Ms. Walters praises Ms. Stefanik for her PAC, explaining that it’s typically harder for women to raise money, which discourages them from running. But “that dynamic is changing,” she says, mentioning other funding sources for GOP women, such as VIEW PAC, a political action committee that’s more than 20 years old, and the newly formed Winning for Women Action Fund, which was formed after the 2018 congressional losses.
“We asked ourselves, why is this happening, why aren’t women getting over the finish line?” recalls Ms. Perez-Cubas, of the Winning for Women Action Fund. One conclusion: “There’s a big hole in the Republican Party ecosystem.” Now it’s starting to be filled with the first super PAC – with no limit on fundraising – directed solely at GOP women candidates. This cycle, the PAC spent nearly $3 million.
But Democrats dwarf the efforts of their Republican counterparts. For instance, EMILY’s List, which recruits and supports pro-choice female candidates at all levels of government from start to finish, raised $72 million this cycle. So far this year, Democrats have elected 103 women to the House and Senate (slightly behind their 2018 record). They also shattered the glass ceiling in the vice president’s office, electing the first Black woman and first person of South Asian descent.

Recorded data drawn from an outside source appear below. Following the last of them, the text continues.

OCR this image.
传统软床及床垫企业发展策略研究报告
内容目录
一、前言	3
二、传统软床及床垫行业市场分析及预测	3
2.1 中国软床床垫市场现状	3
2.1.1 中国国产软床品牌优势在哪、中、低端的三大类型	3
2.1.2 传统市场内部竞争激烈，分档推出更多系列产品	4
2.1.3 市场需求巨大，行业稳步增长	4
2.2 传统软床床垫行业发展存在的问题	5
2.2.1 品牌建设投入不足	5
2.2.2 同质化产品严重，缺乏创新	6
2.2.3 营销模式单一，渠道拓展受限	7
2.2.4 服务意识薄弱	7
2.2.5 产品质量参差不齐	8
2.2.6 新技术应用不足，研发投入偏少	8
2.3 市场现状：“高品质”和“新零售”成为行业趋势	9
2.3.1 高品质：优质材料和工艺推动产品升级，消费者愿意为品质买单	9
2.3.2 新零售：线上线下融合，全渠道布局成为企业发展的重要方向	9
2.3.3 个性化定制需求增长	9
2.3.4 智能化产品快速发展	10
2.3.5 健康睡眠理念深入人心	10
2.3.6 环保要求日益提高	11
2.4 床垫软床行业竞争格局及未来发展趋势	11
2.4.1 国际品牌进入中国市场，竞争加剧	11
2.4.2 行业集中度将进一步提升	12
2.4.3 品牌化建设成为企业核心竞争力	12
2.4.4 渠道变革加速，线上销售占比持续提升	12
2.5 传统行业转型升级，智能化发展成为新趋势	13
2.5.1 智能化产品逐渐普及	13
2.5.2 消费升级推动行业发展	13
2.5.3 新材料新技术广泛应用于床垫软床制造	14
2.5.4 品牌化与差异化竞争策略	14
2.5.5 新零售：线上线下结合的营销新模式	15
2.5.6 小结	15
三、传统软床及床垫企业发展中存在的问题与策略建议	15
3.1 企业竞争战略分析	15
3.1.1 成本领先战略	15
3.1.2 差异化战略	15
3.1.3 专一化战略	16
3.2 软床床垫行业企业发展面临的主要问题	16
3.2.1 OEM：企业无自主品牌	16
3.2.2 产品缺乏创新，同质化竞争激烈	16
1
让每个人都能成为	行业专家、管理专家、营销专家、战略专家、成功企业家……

“The left does a really good job of elevating women,” says Ms. Perez-Cubas, a former aide to Republican Sen. Marco Rubio of Florida. “We have to make sure [we] go toe to toe.”
Getting more Republican women elected challenges monolithic conceptions about what women believe, says Ms. Dittmar, and brings diversity of style, perspective, and experience to governing – not to mention a more equal representation of constituents. But it’s also important for the future of the party, for its image and its ongoing battle for suburban women voters.
In California’s Orange County, once a bedrock of Republicanism, GOP women are leading in two very tight races to win back House seats that Democrats flipped in 2018. Young Kim was the first Korean American Republican woman elected to the state legislature; Michelle Steel, also a Korean American, is a county supervisor.
“The focus of the Republican Party has changed. We understand now, you have to be politically aligned with the party but your identity is important,” says Randall Avilla, the executive director of the Orange County Republicans. “We have to communicate that we are not the party of old white men.”